I fought that battle with a mail-order pharm. They wouldn’t give me access since I was no longer a customer, but wouldn’t provide me with details about what they said I owed.
I could imagine them thinking: “We know we’re right… just pay us!”
I fought that battle with a mail-order pharm. They wouldn’t give me access since I was no longer a customer, but wouldn’t provide me with details about what they said I owed.
I could imagine them thinking: “We know we’re right… just pay us!”
Caught a run to Carmel, IN. In what direction do I vaguely wave @Woodman?
You’ll be within a couple miles of my wife if you are there during business hours. But to get me you’ll face west by northwest. I’m in Pendleton Indiana.
My class has put in a request for @Lee_Ars to come and be a guest speaker at the college.
We were going over troubleshooting, and I brought the CoG page up to show them what I meant when I say, “Don’t be a George!”
Edit: If you’re ever in the SF Bay Area, Lee, let me know if you’re interested!
So just a few degrees off from Cary Grant. Got it.
Also, beware the roundabouts…
And shun the frumious rotaries.
This one’s relatively old, actually. I think it got popular in the 90s, although it may be older than that.
It’s a noun, slang for at least 40 years now.
My bad, dude. is the proper usage though.
They’ve gone roundabout happy in Franklin County. They’re putting them in every place they can and a few places they probably shouldn’t have. Most of them do seem to work, but the ones that don’t are real pains.
Are you in Franklin county Ohio? Would you be thinking of the 161-Riverside debacle? Or is there another Franklin county out there with a roundabout obsession?
Well, yeah, that was one of them. Fortunately, that one didn’t cause me too many problems. When they closed the ramp from 161 westbound to 270 was more of a problem. “Let’s detour them three miles in the wrong direction because that just makes so much sense.” I just dropped down to Tuttle Crossing instead.

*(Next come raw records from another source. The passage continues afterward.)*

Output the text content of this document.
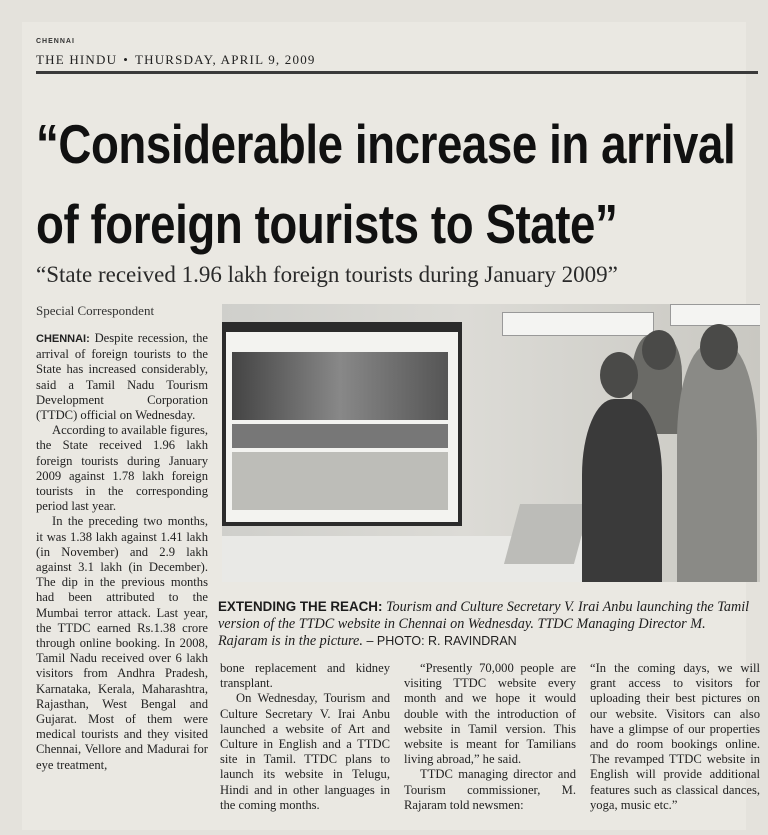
CHENNAI
THE HINDU • THURSDAY, APRIL 9, 2009
“Considerable increase in arrival
of foreign tourists to State”
“State received 1.96 lakh foreign tourists during January 2009”
Special Correspondent

CHENNAI: Despite recession, the arrival of foreign tourists to the State has increased considerably, said a Tamil Nadu Tourism Development Corporation (TTDC) official on Wednesday.

According to available figures, the State received 1.96 lakh foreign tourists during January 2009 against 1.78 lakh foreign tourists in the corresponding period last year.

In the preceding two months, it was 1.38 lakh against 1.41 lakh (in November) and 2.9 lakh against 3.1 lakh (in December). The dip in the previous months had been attributed to the Mumbai terror attack. Last year, the TTDC earned Rs.1.38 crore through online booking. In 2008, Tamil Nadu received over 6 lakh visitors from Andhra Pradesh, Karnataka, Kerala, Maharashtra, Rajasthan, West Bengal and Gujarat. Most of them were medical tourists and they visited Chennai, Vellore and Madurai for eye treatment,

EXTENDING THE REACH: Tourism and Culture Secretary V. Irai Anbu launching the Tamil version of the TTDC website in Chennai on Wednesday. TTDC Managing Director M. Rajaram is in the picture. – PHOTO: R. RAVINDRAN

bone replacement and kidney transplant.

On Wednesday, Tourism and Culture Secretary V. Irai Anbu launched a website of Art and Culture in English and a TTDC site in Tamil. TTDC plans to launch its website in Telugu, Hindi and in other languages in the coming months.

“Presently 70,000 people are visiting TTDC website every month and we hope it would double with the introduction of website in Tamil version. This website is meant for Tamilians living abroad,” he said.

TTDC managing director and Tourism commissioner, M. Rajaram told newsmen:

“In the coming days, we will grant access to visitors for uploading their best pictures on our website. Visitors can also have a glimpse of our properties and do room bookings online. The revamped TTDC website in English will provide additional features such as classical dances, yoga, music etc.”
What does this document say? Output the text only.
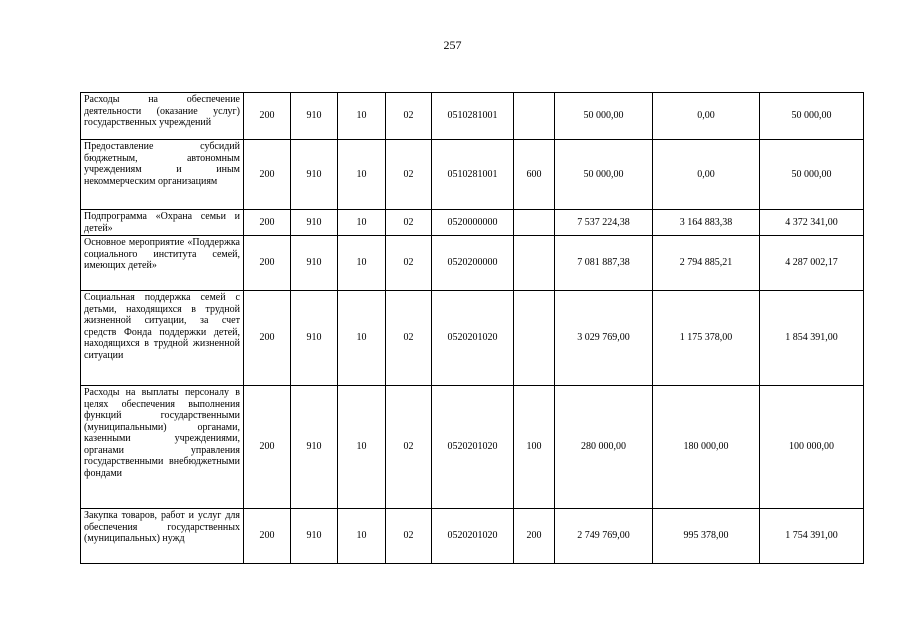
257
Расходы на обеспечение деятельности (оказание услуг) государственных учреждений	200	910	10	02	0510281001		50 000,00	0,00	50 000,00
Предоставление субсидий бюджетным, автономным учреждениям и иным некоммерческим организациям	200	910	10	02	0510281001	600	50 000,00	0,00	50 000,00
Подпрограмма «Охрана семьи и детей»	200	910	10	02	0520000000		7 537 224,38	3 164 883,38	4 372 341,00
Основное мероприятие «Поддержка социального института семей, имеющих детей»	200	910	10	02	0520200000		7 081 887,38	2 794 885,21	4 287 002,17
Социальная поддержка семей с детьми, находящихся в трудной жизненной ситуации, за счет средств Фонда поддержки детей, находящихся в трудной жизненной ситуации	200	910	10	02	0520201020		3 029 769,00	1 175 378,00	1 854 391,00
Расходы на выплаты персоналу в целях обеспечения выполнения функций государственными (муниципальными) органами, казенными учреждениями, органами управления государственными внебюджетными фондами	200	910	10	02	0520201020	100	280 000,00	180 000,00	100 000,00
Закупка товаров, работ и услуг для обеспечения государственных (муниципальных) нужд	200	910	10	02	0520201020	200	2 749 769,00	995 378,00	1 754 391,00
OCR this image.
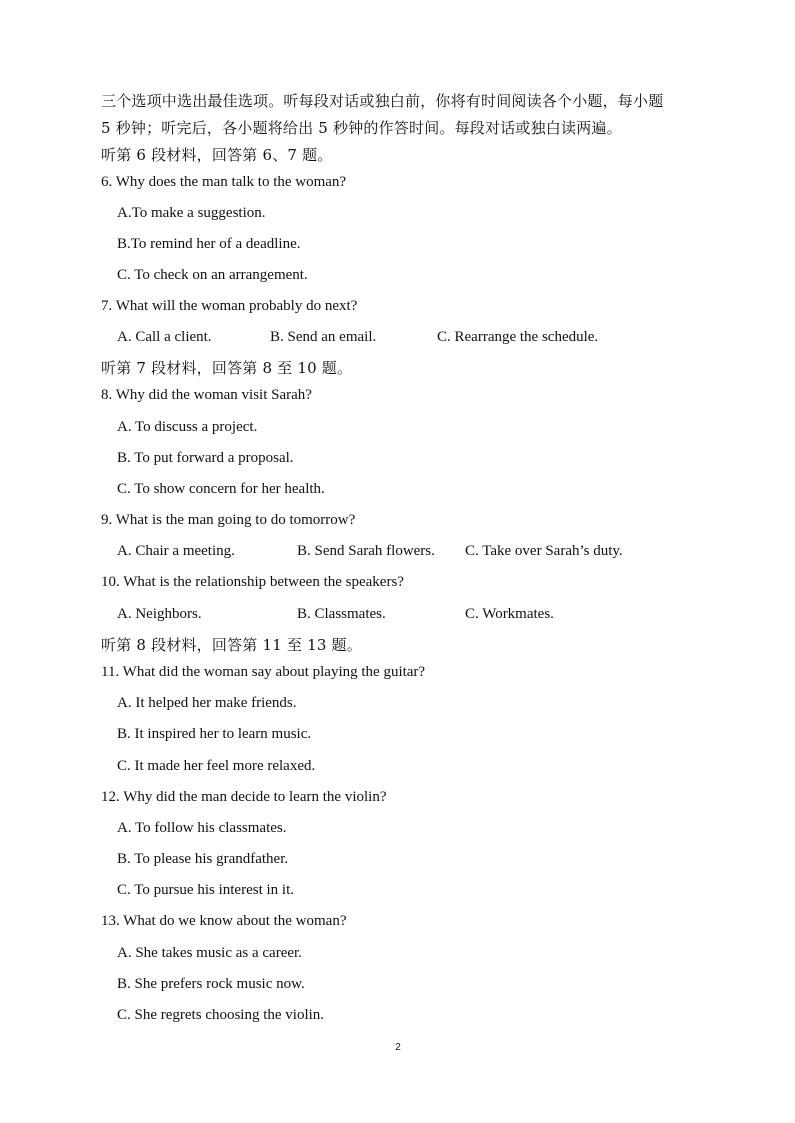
三个选项中选出最佳选项。听每段对话或独白前，你将有时间阅读各个小题，每小题
5 秒钟；听完后，各小题将给出 5 秒钟的作答时间。每段对话或独白读两遍。
听第 6 段材料，回答第 6、7 题。
6. Why does the man talk to the woman?
A.To make a suggestion.
B.To remind her of a deadline.
C. To check on an arrangement.
7. What will the woman probably do next?
A. Call a client.	B. Send an email.	C. Rearrange the schedule.
听第 7 段材料，回答第 8 至 10 题。
8. Why did the woman visit Sarah?
A. To discuss a project.
B. To put forward a proposal.
C. To show concern for her health.
9. What is the man going to do tomorrow?
A. Chair a meeting.	B. Send Sarah flowers. C. Take over Sarah’s duty.
10. What is the relationship between the speakers?
A. Neighbors.	B. Classmates.	C. Workmates.
听第 8 段材料，回答第 11 至 13 题。
11. What did the woman say about playing the guitar?
A. It helped her make friends.
B. It inspired her to learn music.
C. It made her feel more relaxed.
12. Why did the man decide to learn the violin?
A. To follow his classmates.
B. To please his grandfather.
C. To pursue his interest in it.
13. What do we know about the woman?
A. She takes music as a career.
B. She prefers rock music now.
C. She regrets choosing the violin.
2
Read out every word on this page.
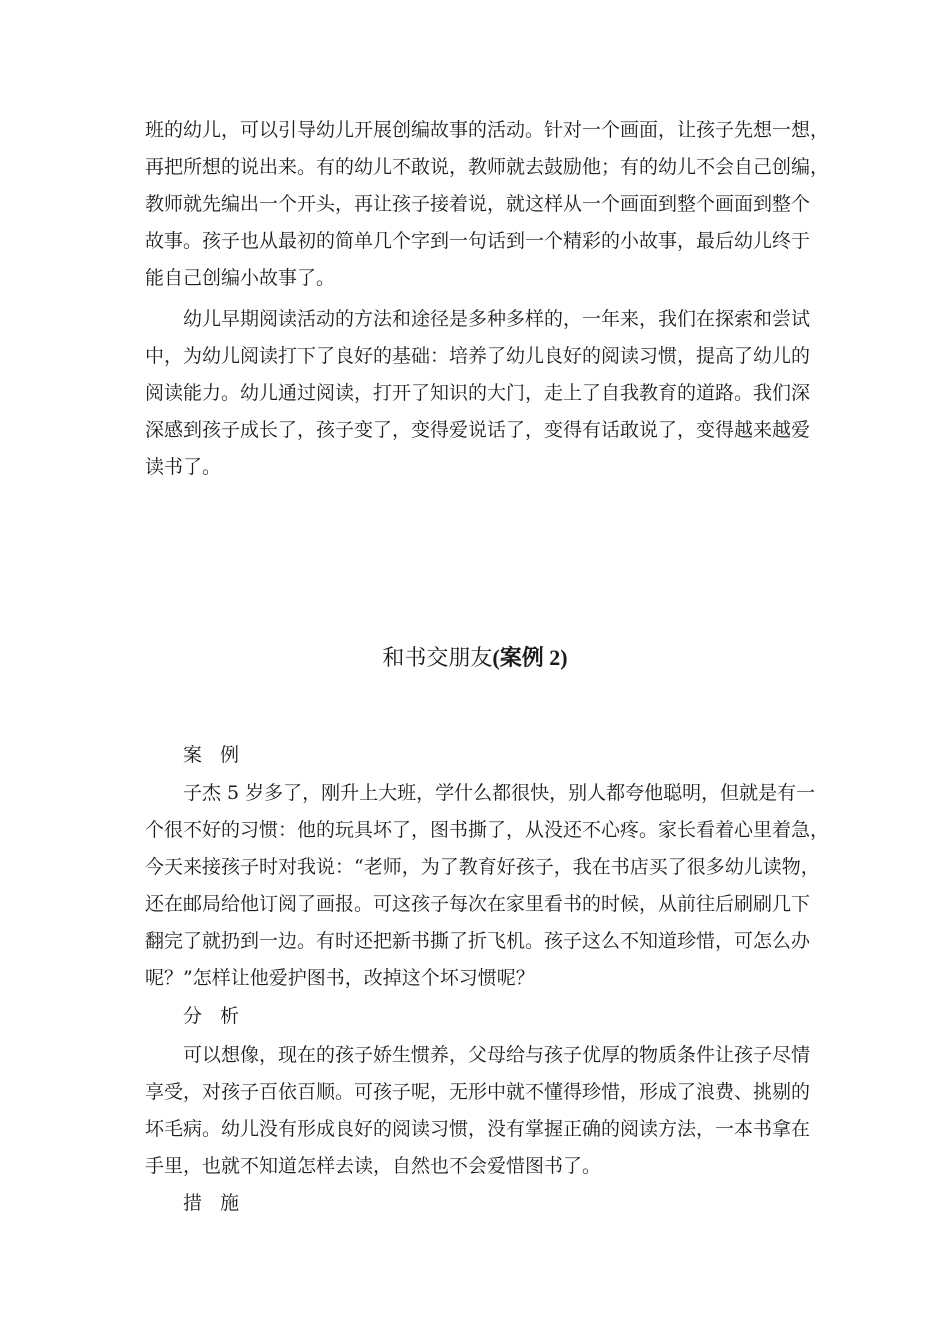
班的幼儿，可以引导幼儿开展创编故事的活动。针对一个画面，让孩子先想一想，
再把所想的说出来。有的幼儿不敢说，教师就去鼓励他；有的幼儿不会自己创编，
教师就先编出一个开头，再让孩子接着说，就这样从一个画面到整个画面到整个
故事。孩子也从最初的简单几个字到一句话到一个精彩的小故事，最后幼儿终于
能自己创编小故事了。
幼儿早期阅读活动的方法和途径是多种多样的，一年来，我们在探索和尝试
中，为幼儿阅读打下了良好的基础：培养了幼儿良好的阅读习惯，提高了幼儿的
阅读能力。幼儿通过阅读，打开了知识的大门，走上了自我教育的道路。我们深
深感到孩子成长了，孩子变了，变得爱说话了，变得有话敢说了，变得越来越爱
读书了。
和书交朋友(案例 2)
案 例
子杰 5 岁多了，刚升上大班，学什么都很快，别人都夸他聪明，但就是有一
个很不好的习惯：他的玩具坏了，图书撕了，从没还不心疼。家长看着心里着急，
今天来接孩子时对我说：“老师，为了教育好孩子，我在书店买了很多幼儿读物，
还在邮局给他订阅了画报。可这孩子每次在家里看书的时候，从前往后刷刷几下
翻完了就扔到一边。有时还把新书撕了折飞机。孩子这么不知道珍惜，可怎么办
呢？”怎样让他爱护图书，改掉这个坏习惯呢？
分 析
可以想像，现在的孩子娇生惯养，父母给与孩子优厚的物质条件让孩子尽情
享受，对孩子百依百顺。可孩子呢，无形中就不懂得珍惜，形成了浪费、挑剔的
坏毛病。幼儿没有形成良好的阅读习惯，没有掌握正确的阅读方法，一本书拿在
手里，也就不知道怎样去读，自然也不会爱惜图书了。
措 施
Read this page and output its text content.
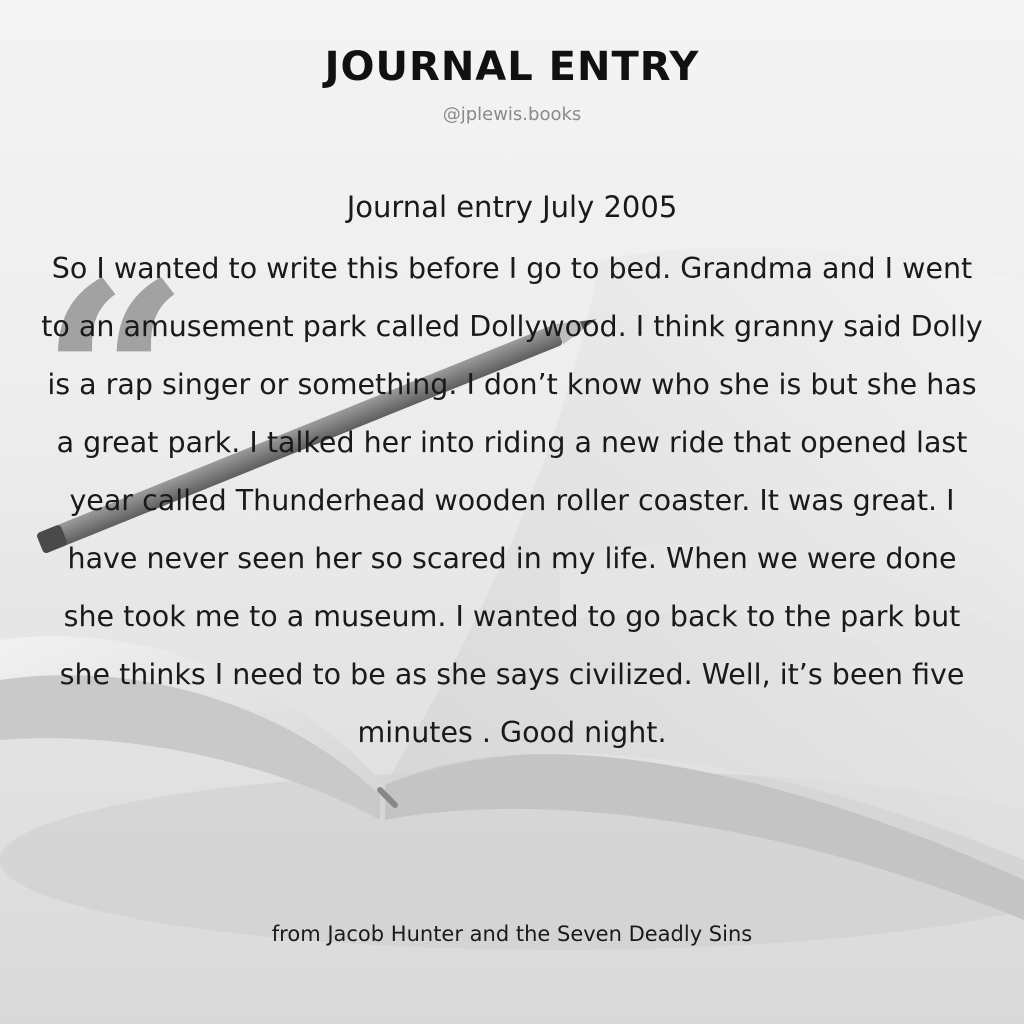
“
JOURNAL ENTRY
@jplewis.books
Journal entry July 2005
So I wanted to write this before I go to bed. Grandma and I went to an amusement park called Dollywood. I think granny said Dolly is a rap singer or something. I don’t know who she is but she has a great park. I talked her into riding a new ride that opened last year called Thunderhead wooden roller coaster. It was great. I have never seen her so scared in my life. When we were done she took me to a museum. I wanted to go back to the park but she thinks I need to be as she says civilized. Well, it’s been five minutes . Good night.
from Jacob Hunter and the Seven Deadly Sins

But for unnecessary, I was referring to the new ones over on Hamilton Road between 62 and Dublin-Granville. The north end of that stretch is so changed that I didn’t recognize it the last time I was there.
(Just for the record, the roundabouts I drove through in Indiana were fine. Except for the one where to stay on the same road, you have to make what amounts to a sharp left. Miss it and you’re on the highway with no easy way back.)
I work over by the Hamilton road one. I think eventually it will become uber-necessary, as more of that area is developed. New Albany went with roundabouts and it’s working out well. And the double roundabout by my subdivision isn’t nearly as annoying as we thought it would be. But I was used to them, since we had several in campus at MSU.
I’m still too chicken to use the Riverside/161 intersection, though.
Carmel just celebrated their 100th new roundabout in November and expect to have 130 by the end of 2017.
95% of them are well thought out time saving devices. A couple of them are drink addled nightmarish dribblings of an insane mind.
And just a few miles away they went for Michigan lefts instead, and it works surprisingly well as well. It’s the overpasses that go on the wrong side of the road I’m looking forward to. We’re working on one on 69 just south of me.
I think they are still working on signage. The closest one to home base they’ve redone the lines on teh road at least twice and the signs three times.
Oh, that looks horrible. I had to Google it. Is there a light, or do you just have to pray for a gap in traffic, so you can cross a few lanes of traffic while u-turning? It seems like trying to cross & u-turn at the same time, and doing so adjacent to a red light, where traffic will back up, would not be a wonderful solution.
It actually works pretty well, not as well as in Michigan, because they are all over there.
OMG those would never work in California.
We’ve actually got something similar to that in New Zealand and it works a lot better than before it was put in.
On our main highway heading north, there’s a 4 way junction with a small town on the left, and a really minor tiny road to the right.
Coming from the minor tiny road and turning right or crossing to the small town was extremely difficult because you had to cross two busy (by NZ standards) lanes*. There were a lot of crashes and near misses as people misjudged the speed of traffic, or just got impatient.
The intersection was changed so you can’t turn right or go straight ahead. Instead you turn left, head a couple of hundred metres down the road and do a u-turn into a turning lane.
You only have to cross one lane at a time now and it is a whole lot safer and easier.
* Yes, we have one main highway north, and it is a single lane each way for most of it. Any comments about how “quaint” we are are unwelcome, but also expected
We already have a thread for roundabouts.
They are super-easy (disclaimer: I grew up in Michigan so have driven them my entire life). There is always a light involved - the purpose is to keep traffic from backing up behind someone who is turning left. So if you want to turn left off the bigger road, you go through the light, make your U-turn over to the right hand lane, go back to the original intersection and turn right. To turn left onto the bigger road, you take a right, make your U-turn, and continue straight back through the original intersection on the main road. Busy roads like highways will have lights at the U-turn part as well as at the main intersection. Once you get the hang of it they are no big deal. It’s pretty much like making a left through a divided highway. Only a U-turn.
The Dragonlady’s reply: Remind me never to go to Michigan if I need to make a left turn.
Okay, it doesn’t translate very well from the un-caffeinated.